Benefits and drawbacks are split clearly between the two parties. For the company, benefits include increased sales (as customers must replace devices more often) and increased profit; drawbacks include a potential decrease in reputation and a long-term loss of customers who move to competitors that offer longer support. For the customers, the benefit is that the initial cost may be lower so a tablet becomes affordable for the first time; the drawbacks are an increase in cost over time (replacing tablets more often), less reliable devices, and the time and effort needed to install and set up new devices regularly.

Conclusion. The decisions favour the company in the short term but damage both the customer and the environment. I would recommend the company reduces manufacturing cost only where it does not reduce reliability, continues to release essential security updates for older tablets, and introduces a take-back/recycling scheme. This balances profit with ethical treatment of customers and a smaller environmental footprint.

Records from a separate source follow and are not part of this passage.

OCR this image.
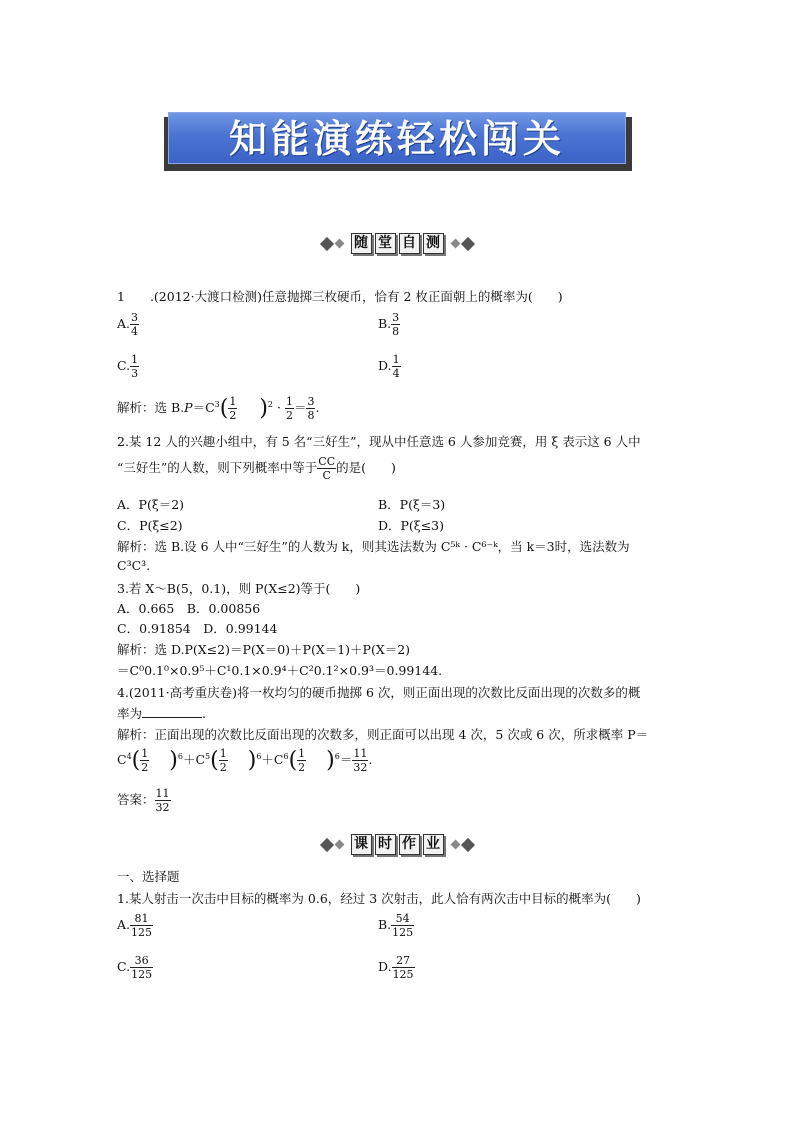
知能演练轻松闯关
随 堂 自 测
1　　.(2012·大渡口检测)任意抛掷三枚硬币，恰有 2 枚正面朝上的概率为(　　)
A. $\frac{3}{4}$	B. $\frac{3}{8}$
C. $\frac{1}{3}$	D. $\frac{1}{4}$
解析：选 $B.P=C^3( \frac{1}{2} )^2 \cdot \frac{1}{2} = \frac{3}{8}$ .
2.某 12 人的兴趣小组中，有 5 名“三好生”，现从中任意选 6 人参加竞赛，用 ξ 表示这 6 人中
“三好生”的人数，则下列概率中等于 $\frac{CC}{C}$ 的是(　　)
A．P(ξ＝2)	B．P(ξ＝3)
C．P(ξ≤2)	D．P(ξ≤3)
解析：选 B.设 6 人中“三好生”的人数为 k，则其选法数为 C⁵ᵏ · C⁶⁻ᵏ，当 k＝3时，选法数为
C³C³.
3.若 X～B(5，0.1)，则 P(X≤2)等于(　　)
A．0.665　B．0.00856
C．0.91854　D．0.99144
解析：选 D.P(X≤2)＝P(X＝0)＋P(X＝1)＋P(X＝2)
＝C⁰0.1⁰×0.9⁵＋C¹0.1×0.9⁴＋C²0.1²×0.9³＝0.99144.
4.(2011·高考重庆卷)将一枚均匀的硬币抛掷 6 次，则正面出现的次数比反面出现的次数多的概
率为	.
解析：正面出现的次数比反面出现的次数多，则正面可以出现 4 次，5 次或 6 次，所求概率 P＝
$C^4( \frac{1}{2} )^6+C^5( \frac{1}{2} )^6+C^6( \frac{1}{2} )^6= \frac{11}{32}$ .
答案： $\frac{11}{32}$
课 时 作 业
一、选择题
1.某人射击一次击中目标的概率为 0.6，经过 3 次射击，此人恰有两次击中目标的概率为(　　)
A. $\frac{81}{125}$	B. $\frac{54}{125}$
C. $\frac{36}{125}$	D. $\frac{27}{125}$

Mark allocation (Band 3, 7–8 marks)
  • Opening names both stakeholders (company AND customer) — required for top of band per MS "References both customer and company clearly".
  • Ethical paragraph covers fairness/cost, deception, profit, social benefit — MS: "Will cost remain the same? — unfair on customers / Will customers be told? Or are they being deceived? / Ethical to the company but unethical to the customers".
  • Environmental paragraph names e-waste + redistribution/recycling positives — MS: "Increase in e-waste / Older devices could be distributed / Products could be recycled for components".
  • Benefits/drawbacks splits company vs customer — MS table for both stakeholders.
  • Conclusion offers a structured recommendation.

Watch out for...

MS-derived only — no examiner-report guidance yet. The MS Band 3 descriptor explicitly says responses must reference both customer and company — covering only one caps at Band 2. Expect the "recommendation missing" and "one-sided" traps from prior banded Qs to recur. Always finish with an explicit recommendation.